No exame físico havia roncos difusos em áreas bilaterais dos pulmões. Uma radiografia do tórax demonstrou consolidação alveolar bilateral e opacidades intersticiais, com embotamento bilateral dos ângulos costofrênicos, e efusões pleurais bilaterais. A impressão foi de pneumonia bilateral com edema pulmonar e efusão pleural bilateral. Com a piora progressiva de dispnéia houve necessidade de drenagem cirúrgica da efusão pleural. Aproximadamente 500 mL de fluido serosanguinolento foram retirados e enviados para avaliação laboratorial. No exame de coloração com Wright-Giemsa uma célula LE foi identificada, caracterizada por um material nuclear homogêneo fagocitado por neutrófilo. A célula estava presente no meio de vários neutrófilos segmentados, linfócitos, células plasmáticas e macrófagos. O resumo dos dados laboratoriais está ao final deste artigo.
Discussão
Este paciente apresentou uma dor torácica subesternal e dispnéia, acompanhada por tosse produtiva e febre, típicos de pleurite lúpica. Existem várias possibilidades de diagnóstico com manifestações de pleurite aguda, como fortes dores torácicas, febre, dispnéia e efusões pleurais. Médicos devem considerar ainda embolia pulmonar, infecção viral, efusão parapneumônica, tuberculose, insuficiência cardíaca congestiva e desordens do tecido conjuntivo - como LES ou artrite reumatóide - para o correto diagnóstico diferencial.
Análises químicas revelam que o fluido vem a ser um exsudato no
lupus, com altíssima concentração de desidrogenase láctica (LDH) e
elevado índice de LDH derrame pleural:soro, em vez de um simples
transudato devido, por exemplo, a uma insuficiência cardíaca
congestiva. Efusão pleural devido a lupus é tipicamente um
exsudato, e pode ser unilateral ou bilateral. Na maioria dos casos
a glicose é >60mg/dL e os níveis de complemento estão
frequentemente baixos. Quando uma célula LE é vista em fluidos
pleurais e essa descoberta está correlacionada com estudos
imunológicos para LES, a observação pode ajudar a estabelecer o
diagnóstico de pleurite lúpica. Esta ainda é uma das únicas
indicações para testarmos células LE no laboratório. O ensaio não
faz mais parte dos critérios de classificação do ACR para
LES.
Resultados da contagem de células do fluido pleural incluem em
nosso laboratório a pesquisa de células LE. Testes de fluidos
pleurais subsequentes e de anticorpos antinucleares no soro (FAN)

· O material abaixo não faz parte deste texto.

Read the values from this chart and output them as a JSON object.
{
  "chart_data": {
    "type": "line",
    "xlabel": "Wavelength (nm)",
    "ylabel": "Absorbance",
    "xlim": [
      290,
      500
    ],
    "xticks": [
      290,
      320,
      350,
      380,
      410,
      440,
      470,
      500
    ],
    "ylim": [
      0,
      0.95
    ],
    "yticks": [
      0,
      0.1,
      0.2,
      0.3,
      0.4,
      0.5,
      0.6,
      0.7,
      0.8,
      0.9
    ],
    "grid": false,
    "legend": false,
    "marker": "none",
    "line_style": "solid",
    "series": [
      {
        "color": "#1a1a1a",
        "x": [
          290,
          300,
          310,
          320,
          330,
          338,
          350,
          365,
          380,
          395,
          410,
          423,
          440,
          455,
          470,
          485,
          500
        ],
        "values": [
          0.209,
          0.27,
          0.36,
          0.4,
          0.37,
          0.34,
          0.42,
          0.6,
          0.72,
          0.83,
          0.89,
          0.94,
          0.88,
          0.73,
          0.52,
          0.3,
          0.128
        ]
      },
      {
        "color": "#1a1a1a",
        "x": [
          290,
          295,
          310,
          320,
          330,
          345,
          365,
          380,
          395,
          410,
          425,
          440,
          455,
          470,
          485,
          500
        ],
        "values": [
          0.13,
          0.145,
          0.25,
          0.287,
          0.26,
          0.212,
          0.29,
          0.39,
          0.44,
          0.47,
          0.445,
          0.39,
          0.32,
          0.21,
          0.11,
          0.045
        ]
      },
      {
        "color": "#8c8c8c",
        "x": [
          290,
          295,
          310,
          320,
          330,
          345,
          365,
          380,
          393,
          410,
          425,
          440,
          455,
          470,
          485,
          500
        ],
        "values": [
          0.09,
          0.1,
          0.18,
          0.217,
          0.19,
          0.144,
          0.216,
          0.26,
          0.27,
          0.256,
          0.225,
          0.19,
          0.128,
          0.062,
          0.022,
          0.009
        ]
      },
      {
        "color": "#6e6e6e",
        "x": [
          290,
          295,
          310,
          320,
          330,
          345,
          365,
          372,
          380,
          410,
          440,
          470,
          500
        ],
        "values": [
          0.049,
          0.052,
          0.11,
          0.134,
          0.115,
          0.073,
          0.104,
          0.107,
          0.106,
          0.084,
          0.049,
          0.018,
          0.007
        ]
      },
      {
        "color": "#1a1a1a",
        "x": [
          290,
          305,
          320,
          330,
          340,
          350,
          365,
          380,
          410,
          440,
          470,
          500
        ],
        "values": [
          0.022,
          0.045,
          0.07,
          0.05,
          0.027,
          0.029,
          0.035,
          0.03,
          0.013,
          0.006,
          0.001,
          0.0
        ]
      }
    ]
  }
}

foram realizados, juntamente com outros testes imunológicos que
confirmaram o diagnóstico de LES. Terapia com esteróides
intravenosos foi iniciada, sucedida pela dramática melhora das
efusões pleurais bilaterais. Efusões serosas, como aquelas
resultado de LES, tendem a ser mais comuns em fases crônicas da
doença, e a presença de células LE numa efusão é associada com a
atividade da doença básica.

Figura 1. Célula LE em preparação de nossos laboratórios (Porto Alegre).

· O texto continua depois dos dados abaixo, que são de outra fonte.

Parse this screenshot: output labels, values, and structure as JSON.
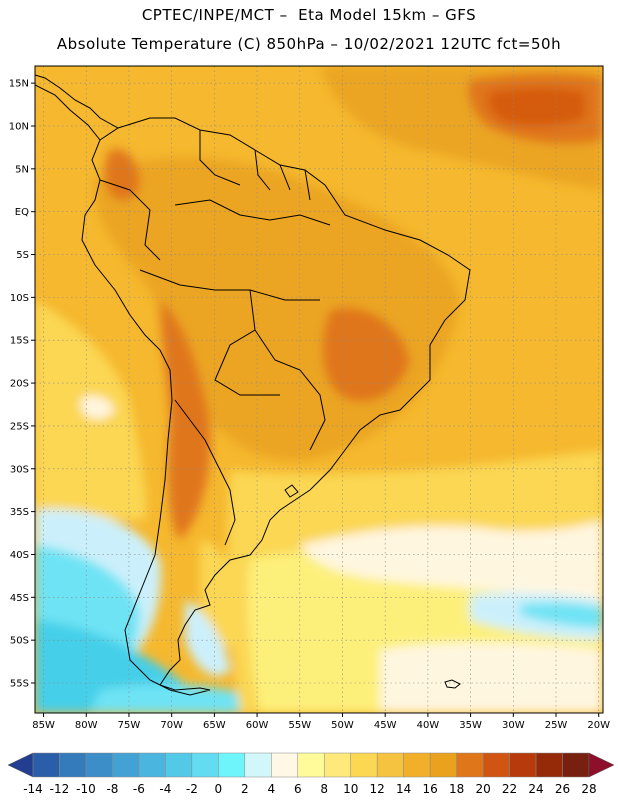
{
  "header": {
    "line1": "CPTEC/INPE/MCT –  Eta Model 15km – GFS",
    "line2": "Absolute Temperature (C) 850hPa – 10/02/2021 12UTC fct=50h"
  },
  "map": {
    "lon_range": [
      -86,
      -19.5
    ],
    "lat_range": [
      -58.5,
      17
    ],
    "lat_ticks": [
      {
        "v": 15,
        "label": "15N"
      },
      {
        "v": 10,
        "label": "10N"
      },
      {
        "v": 5,
        "label": "5N"
      },
      {
        "v": 0,
        "label": "EQ"
      },
      {
        "v": -5,
        "label": "5S"
      },
      {
        "v": -10,
        "label": "10S"
      },
      {
        "v": -15,
        "label": "15S"
      },
      {
        "v": -20,
        "label": "20S"
      },
      {
        "v": -25,
        "label": "25S"
      },
      {
        "v": -30,
        "label": "30S"
      },
      {
        "v": -35,
        "label": "35S"
      },
      {
        "v": -40,
        "label": "40S"
      },
      {
        "v": -45,
        "label": "45S"
      },
      {
        "v": -50,
        "label": "50S"
      },
      {
        "v": -55,
        "label": "55S"
      }
    ],
    "lon_ticks": [
      {
        "v": -85,
        "label": "85W"
      },
      {
        "v": -80,
        "label": "80W"
      },
      {
        "v": -75,
        "label": "75W"
      },
      {
        "v": -70,
        "label": "70W"
      },
      {
        "v": -65,
        "label": "65W"
      },
      {
        "v": -60,
        "label": "60W"
      },
      {
        "v": -55,
        "label": "55W"
      },
      {
        "v": -50,
        "label": "50W"
      },
      {
        "v": -45,
        "label": "45W"
      },
      {
        "v": -40,
        "label": "40W"
      },
      {
        "v": -35,
        "label": "35W"
      },
      {
        "v": -30,
        "label": "30W"
      },
      {
        "v": -25,
        "label": "25W"
      },
      {
        "v": -20,
        "label": "20W"
      }
    ],
    "background_color": "#f5b82e",
    "colors": {
      "warm": "#eba520",
      "hot": "#e0761a",
      "hottest": "#d55c10",
      "cool": "#fbd752",
      "pale": "#fdf07a",
      "cream": "#fff6e0",
      "ice": "#ccf0fb",
      "aqua": "#6ee3f4",
      "cyan": "#45cfe9",
      "coast": "#000000",
      "grid": "#8a8a8a"
    }
  },
  "colorbar": {
    "labels": [
      "-14",
      "-12",
      "-10",
      "-8",
      "-6",
      "-4",
      "-2",
      "0",
      "2",
      "4",
      "6",
      "8",
      "10",
      "12",
      "14",
      "16",
      "18",
      "20",
      "22",
      "24",
      "26",
      "28"
    ],
    "colors": [
      "#233e90",
      "#2b5ea8",
      "#337bbb",
      "#3b8ec8",
      "#42a2d3",
      "#4ab6df",
      "#52c9e7",
      "#63dbf0",
      "#6ef4fb",
      "#d2f7fb",
      "#fff8e6",
      "#fffa9a",
      "#fee97a",
      "#fbd752",
      "#f5c340",
      "#f2b02a",
      "#eaa11e",
      "#e0761a",
      "#d05512",
      "#b73a0c",
      "#952a09",
      "#772010",
      "#8e0f2c"
    ]
  }
}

Células LE são fagócitos (neutrófilos) que contêm corpos de hematoxilina intra-citoplasmáticos. Pensa-se que os corpos de hematoxilina sejam formados pela opsonização das células por auto-anticorpos tipicamente encontrados em pacientes com LES. Esses anticorpos levam à desnaturação de células lesadas ou mortas, formando corpúsculos de formas ovais, que são chamados de "corpos hematoxilínicos", pois são azulados com o Wright-Giemsa, Papanicolaou, hematoxilina e eosina. Os corpúsculos de hematoxilina são fagocitados por neutrófilos, criando células LE.

Figura 2. Célula "tart" (seta) em esfregaço de paciente com leucemia linfocítica aguda. Células "tart" são inespecíficas.
As preparações citológicas de células LE devem ser diferenciadas das células "tart" ou "pseudo-células LE", que resultam de fagocitose de debris nucleares por macrófagos, em vez de neutrófilos, e que são geralmente vistas em fluidos de efusão - independente da causa da efusão. Os debris fagocitados dentro da célula "tart" é menor e tem uma aparência não homogênea, em agregados, em contraste com o caráter homogêneo suave dos corpos de hematoxilina em verdadeiras células LE. Células LE também são vistas em medula óssea, em materiais obtidos por aspiração, em fluidos sinoviais, em fluidos cerebrospinais e em fluidos pericárdicos de pacientes com LES.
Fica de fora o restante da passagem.